Thursday, August 20, 2015
Star Fall - Cynthia Harrod-Eagles
Rowland Egerton is an expert on Antiques Galore!, a TV program that sounds very similar to the BBC's Antiques Roadshow. The program visits various locations, experts appraise objects brought along by members of the public who are amazed or horrified by the valuations. Egerton is one of the stars of the show; handsome, debonair, charming. One afternoon, Egerton is found dead in his home, stabbed in the throat. His business partner & friend, John Lavender, who discovered the body, is shocked & distraught. Slider & his bagman, Jim Atherton, are quickly on the scene & realise that this is no random burglary gone wrong. There was no sign of forced entry & only two objects, out of the vast array of antiques on display, are missing. A green malachite Fabergé box & a painting by Berthe Morisot. Neither object was fabulously expensive so there must have been a reason why the killer only stole those two pieces.
As Slider's team begins to investigate, Egerton's public persona as the charming expert is dented quite a bit. He'd changed his name, left his wife & daughter & had many affairs. His colleagues also accused him of pinching the most promising objects to feature on the show & of buying the best objects from their flattered, star-struck owners after the show. Egerton & Lavender owned an antiques shop which was mostly bankrolled by Egerton although it was Lavender who had the real knowledge of antiques that propped up Egerton's role as an expert. It soon becomes clear that there were several people with a motive to kill Egerton. Politics, forgery & the television business all have a role to play in solving the murder of Rowland Egerton.
Apart from the puzzle element of this series, I really enjoy catching up with the characters. Bill's wife, Joanna, is a musician & they have a son, George. Joanna suffered a miscarriage at the end of the previous book & they're both still coming to terms with it. Jim Atherton is a ladies man who looked as though he was finally ready to settle down with Emily until his inability to stay faithful doomed the relationship. The rest of the team are just as individual & I enjoy the procedural element of the book. No flashes of brilliant deduction, just dogged police work - interviewing potential witnesses, looking at CCTV footage & asking lots of questions. My favourite character is Slider's boss, Porson. His speech is full of malapropisms. I always like to quote a few of Porson's most beautifully mangled sentences,
Porson went on, "Well, keep me informed. The instant you've got something. And don't go plunging in irregardless, like a bowl in a china shop."

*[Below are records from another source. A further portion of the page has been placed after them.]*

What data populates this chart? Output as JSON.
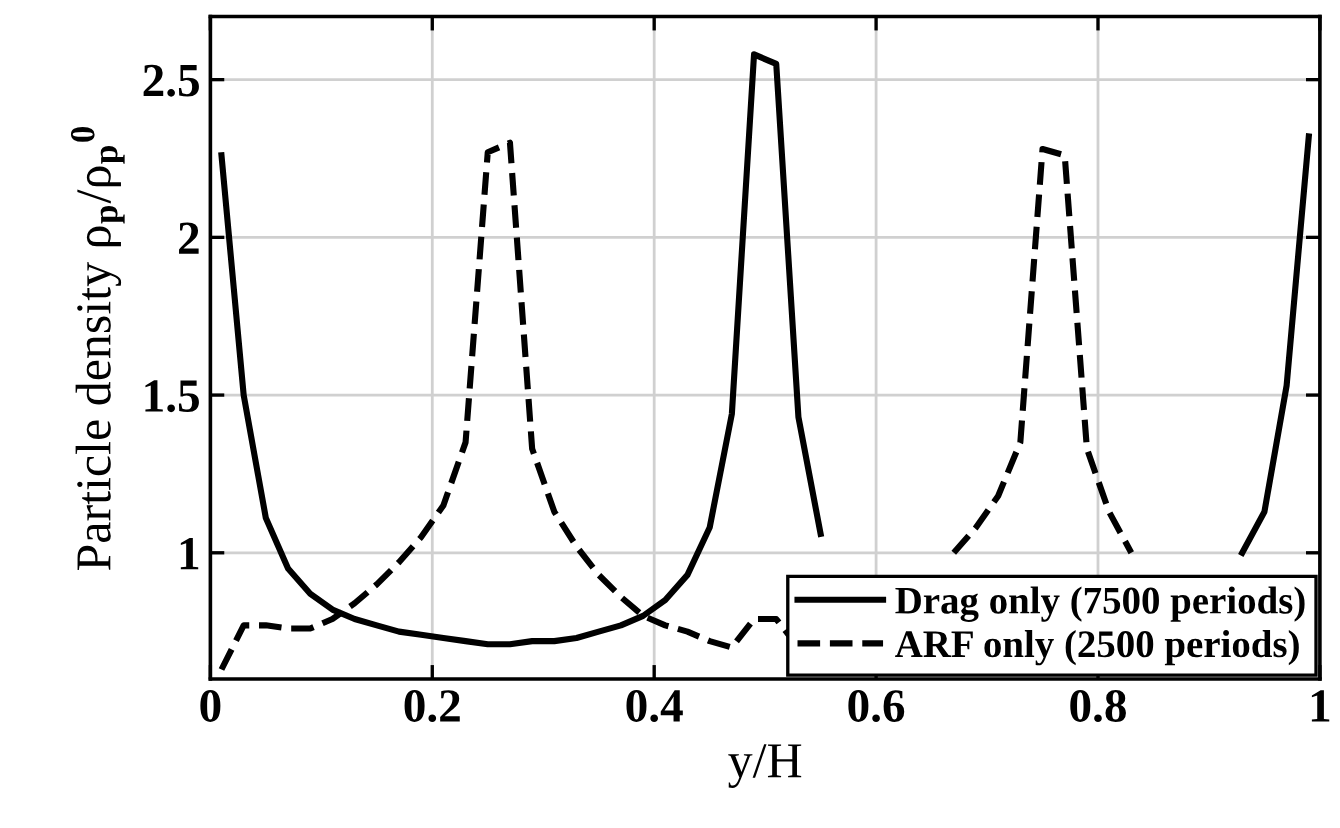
{
  "chart_data": {
    "type": "line",
    "xlabel": "y/H",
    "ylabel": "Particle density ρ$_{p}$/ρ$_{p}$$^{0}$",
    "x": [
      0.01,
      0.03,
      0.05,
      0.07,
      0.09,
      0.11,
      0.13,
      0.15,
      0.17,
      0.19,
      0.21,
      0.23,
      0.25,
      0.27,
      0.29,
      0.31,
      0.33,
      0.35,
      0.37,
      0.39,
      0.41,
      0.43,
      0.45,
      0.47,
      0.49,
      0.51,
      0.53,
      0.55,
      0.57,
      0.59,
      0.61,
      0.63,
      0.65,
      0.67,
      0.69,
      0.71,
      0.73,
      0.75,
      0.77,
      0.79,
      0.81,
      0.83,
      0.85,
      0.87,
      0.89,
      0.91,
      0.93,
      0.95,
      0.97,
      0.99
    ],
    "series": [
      {
        "name": "Drag only (7500 periods)",
        "color": "#000000",
        "line_style": "solid",
        "values": [
          2.26,
          1.5,
          1.11,
          0.95,
          0.87,
          0.82,
          0.79,
          0.77,
          0.75,
          0.74,
          0.73,
          0.72,
          0.71,
          0.71,
          0.72,
          0.72,
          0.73,
          0.75,
          0.77,
          0.8,
          0.85,
          0.93,
          1.08,
          1.44,
          2.58,
          2.55,
          1.43,
          1.06,
          null,
          null,
          null,
          null,
          null,
          null,
          null,
          null,
          null,
          null,
          null,
          null,
          null,
          null,
          null,
          null,
          null,
          null,
          1.0,
          1.13,
          1.53,
          2.32
        ]
      },
      {
        "name": "ARF only (2500 periods)",
        "color": "#000000",
        "line_style": "dashed",
        "values": [
          0.63,
          0.77,
          0.77,
          0.76,
          0.76,
          0.79,
          0.84,
          0.9,
          0.97,
          1.05,
          1.15,
          1.35,
          2.27,
          2.3,
          1.33,
          1.13,
          1.02,
          0.93,
          0.86,
          0.8,
          0.77,
          0.75,
          0.72,
          0.7,
          0.79,
          0.79,
          0.7,
          null,
          null,
          null,
          null,
          null,
          null,
          1.0,
          1.08,
          1.18,
          1.35,
          2.28,
          2.26,
          1.33,
          1.13,
          1.0,
          null,
          null,
          null,
          null,
          null,
          null,
          null,
          null
        ]
      }
    ],
    "xlim": [
      0,
      1
    ],
    "ylim": [
      0.6,
      2.7
    ],
    "xticks": [
      0,
      0.2,
      0.4,
      0.6,
      0.8,
      1
    ],
    "yticks": [
      1,
      1.5,
      2,
      2.5
    ],
    "grid": true,
    "legend": "bottom right",
    "marker": "none"
  }
}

"I want all your ducks in a row before I go in to bat. This is a whole new kettle of worms you're opening up."
"I know, sir," said Slider. It was never a good sign when Porson's imagery started to fracture.

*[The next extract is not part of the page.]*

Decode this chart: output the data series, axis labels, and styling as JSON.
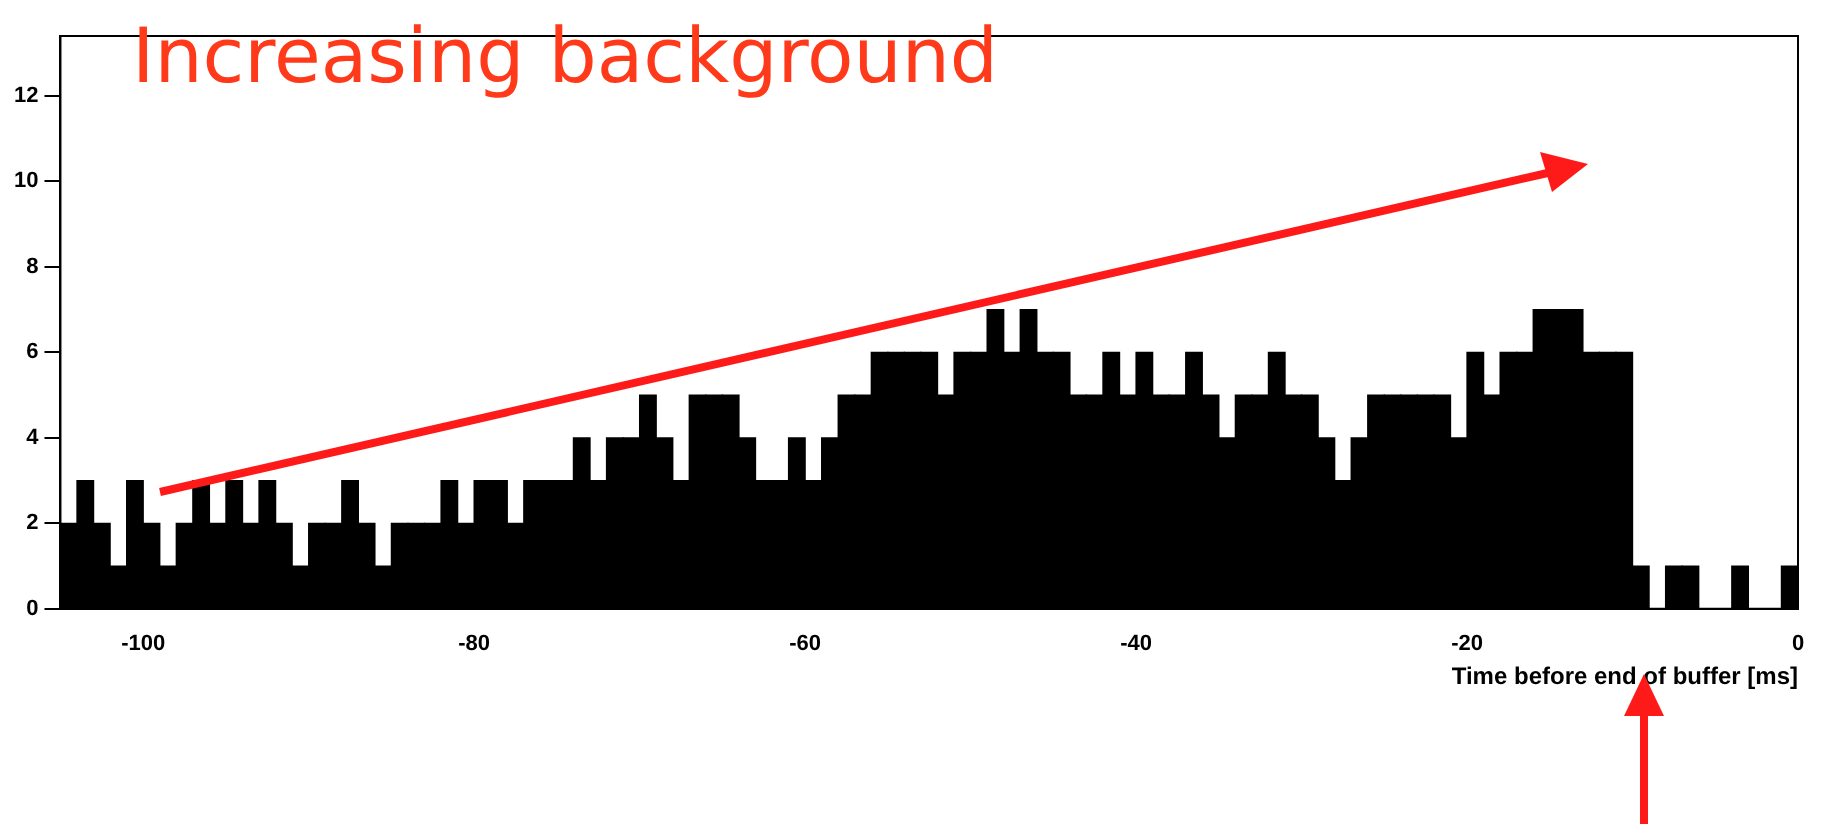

The atmosphere of this book is a little more downbeat, in tune with Bill's worry about Joanna. The wintry weather is also very much in tune with Bill's melancholy & the depressing dead ends of the investigation. I picked up Star Fall when I was reading several big books & needed a change. It's been a while since I read a contemporary detective novel & I read this in just a few days. Bill & his team are reliably entertaining & I'm looking forward to the next Slider mystery, One Under, which is published in November.